I've always felt that Mozilla should rebrand Firefox as simply 'Mozilla'. The Mozilla browser. Using their dinosaur logo as the mascot. It just sounds hipper, more catchy, marketing matters. Normals seem to consistently mangle Firefox as 'Foxfire' among other oddities. I think this would help progress the Mozilla foundation/corporation's efforts.

For interesting mobile initiatives, we still have Ubuntu Touch to keep an eye on. Their phone->PC docking idea is pretty good and makes a lot of sense.

> I've always felt that Mozilla should rebrand Firefox as simply 'Mozilla'.

And throw away the last bit of brand recognition they have? Actually, they plan to do the opposite: call unrelated products Firefox Xyz because that's the brand that people know.

Firefox (then Firebird) should have been Mozilla Browser, and Thunderbird should have been Mozilla Mail [1]. The codenames proved to be quite catchy though.

> Normals seem to consistently mangle Firefox as 'Foxfire' among other oddities.

Meanwhile in a parallel universe, normals consistently call Mozilla Browser the Godzilla Browser.

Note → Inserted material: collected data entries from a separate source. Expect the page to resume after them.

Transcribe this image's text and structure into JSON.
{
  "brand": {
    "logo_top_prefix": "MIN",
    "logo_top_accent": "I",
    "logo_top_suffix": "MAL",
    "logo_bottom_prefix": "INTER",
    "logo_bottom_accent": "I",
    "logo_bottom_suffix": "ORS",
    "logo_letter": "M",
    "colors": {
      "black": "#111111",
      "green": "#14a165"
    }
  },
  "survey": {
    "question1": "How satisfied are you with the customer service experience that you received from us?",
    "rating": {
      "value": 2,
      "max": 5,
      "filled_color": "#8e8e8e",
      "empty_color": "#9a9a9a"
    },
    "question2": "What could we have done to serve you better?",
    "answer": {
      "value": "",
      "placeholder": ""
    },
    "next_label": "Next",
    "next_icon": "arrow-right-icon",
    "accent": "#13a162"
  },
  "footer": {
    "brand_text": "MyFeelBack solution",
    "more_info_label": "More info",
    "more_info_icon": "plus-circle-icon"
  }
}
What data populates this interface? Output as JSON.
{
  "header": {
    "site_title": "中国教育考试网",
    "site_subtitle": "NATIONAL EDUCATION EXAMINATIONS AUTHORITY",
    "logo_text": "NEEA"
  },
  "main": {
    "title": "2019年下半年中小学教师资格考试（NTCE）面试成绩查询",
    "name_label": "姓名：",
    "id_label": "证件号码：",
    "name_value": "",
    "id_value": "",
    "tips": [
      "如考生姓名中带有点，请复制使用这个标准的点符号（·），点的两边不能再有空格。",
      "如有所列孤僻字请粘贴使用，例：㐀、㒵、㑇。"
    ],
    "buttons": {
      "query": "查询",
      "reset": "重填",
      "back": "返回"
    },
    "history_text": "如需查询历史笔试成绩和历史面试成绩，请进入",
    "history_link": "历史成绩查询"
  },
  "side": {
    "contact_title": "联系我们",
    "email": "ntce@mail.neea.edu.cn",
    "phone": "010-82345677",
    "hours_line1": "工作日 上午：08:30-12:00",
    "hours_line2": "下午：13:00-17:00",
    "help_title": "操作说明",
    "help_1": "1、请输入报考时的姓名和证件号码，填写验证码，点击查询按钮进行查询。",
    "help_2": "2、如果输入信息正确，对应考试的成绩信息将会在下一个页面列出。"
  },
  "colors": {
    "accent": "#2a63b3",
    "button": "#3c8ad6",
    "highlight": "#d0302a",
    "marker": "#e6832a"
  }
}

[1] http://www.actsofvolition.com/files/mozillabranding/

That's the default response right? I've thought about that, I just wonder if the current branding is an uphill battle, or was it the right choice? The regular users know what they're using and the day it updates to Mozilla with the new logo would generate some news and probably many people who left for Chrome to try it again. I don't think it's even been considered for the reason you state.

But if it were attempted, the Electrolysis launch would be the time.

> I've always felt that Mozilla should rebrand Firefox as simply 'Mozilla'.

You're about ten years too late: http://www-archive.mozilla.org/products/mozilla1.x/

That was Mozilla Navigator, as opposed to Mozilla Firefox. Mozilla Suite was the package.